CD14+CD16+ monocyte-derived TREM2 macrophages promote lung fibrosis in systemic sclerosis–interstitial lung disease

Background Scar-associated macrophages (SAMs), defined by triggering receptor expressed on myeloid cells 2 (TREM2) and/or glycoprotein-NMB (GPNMB) expression, have been implicated in lung fibrosis.
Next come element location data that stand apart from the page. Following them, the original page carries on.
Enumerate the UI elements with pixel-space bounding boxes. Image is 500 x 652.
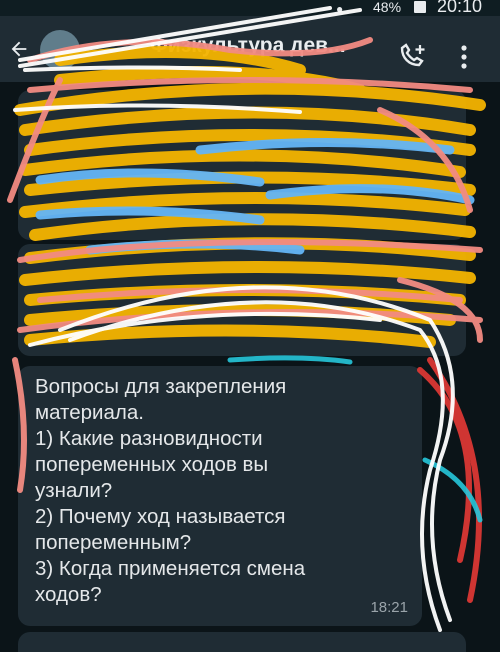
chat-title[interactable]: Физкультура дев... bbox=[150, 34, 380, 58]
message-time: 18:21 bbox=[370, 599, 408, 616]
avatar[interactable] bbox=[40, 30, 80, 70]
notification-icon: ● bbox=[336, 2, 344, 16]
message-bubble[interactable]: Вопросы для закрепления материала. 1) Ка… bbox=[18, 366, 422, 626]
more-vert-icon[interactable] bbox=[458, 42, 470, 72]
add-call-icon[interactable] bbox=[395, 42, 429, 72]
status-bar: ● 48% 20:10 bbox=[0, 0, 500, 16]
back-arrow-icon[interactable] bbox=[8, 38, 30, 60]
message-text: Вопросы для закрепления материала. 1) Ка… bbox=[35, 375, 306, 606]
chat-area[interactable]: Вопросы для закрепления материала. 1) Ка… bbox=[0, 82, 500, 652]
message-bubble-partial[interactable] bbox=[18, 632, 466, 652]
message-bubble-hidden[interactable] bbox=[18, 90, 466, 240]
message-bubble-hidden[interactable] bbox=[18, 244, 466, 356]
chat-header: Физкультура дев... bbox=[0, 16, 500, 82]
battery-percent: 48% bbox=[373, 0, 402, 15]
status-time: 20:10 bbox=[437, 0, 483, 16]
battery-icon bbox=[414, 1, 426, 13]
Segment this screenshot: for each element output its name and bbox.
This study investigated the characteristics and functional roles of SAMs in lung tissues from patients with systemic sclerosis-interstitial lung disease (SSc-ILD) and healthy controls (HCs). Methods SAM-related transcriptional profiles of lung tissues from patients with SSc-ILD and HCs were analyzed using single-cell RNA sequencing (scRNA-seq). Immunofluorescence staining of lung tissues was performed to detect CD68-positive SAMs expressing TREM2 or CCL2. Monocytes from patients with SSc-ILD and HCs were differentiated with granulocyte–macrophage colony-stimulating factor (GM-CSF) or M-CSF. The population of TREM2- and GPNMB-expressing cells was assessed by flow cytometry, and the levels of CCL2 and TGF-β1 in culture supernatants were measured in an ELISA. The fibrotic effects of macrophages on fibroblasts were examined in co-cultures. TREM2 inhibition was used to determine functional relevance. Results scRNA-seq revealed the expansion of TREM2 macrophages highly expressing SAM-associated genes in the lower lung lobes of SSc-ILD patients. Immunofluorescence showed increased numbers of CD68 + TREM2 + and CD68 + CCL2 + macrophages in SSc-ILD lung tissues compared to HCs. In GM-CSF-, but not M-CSF-induced CD14 + CD16 + monocyte-derived macrophages from patients with SSc-ILD, the upregulated expression of TREM2, GPNMB, CCL2, and TGF-β1 recapitulated the transcriptional features of SAM. When these macrophages were co-cultured with fibroblasts, the production of collagen, α-SMA and TGF-β was enhanced. By contrast, TREM2 inhibition significantly reduced these responses, as determined at the bulk RNA-seq and protein levels. Discussion Our study identified a GM-CSF–TREM2–TGF-β1 axis driving monocytes-derived profibrotic macrophage–fibroblast crosstalk in SSc-ILD. It also showed that, in the lungs of SSc-ILD patients, CD14 + CD16 + monocyte-derived SAMs drive fibrosis through a TREM2-mediated pathway, which may provide new therapeutic targets.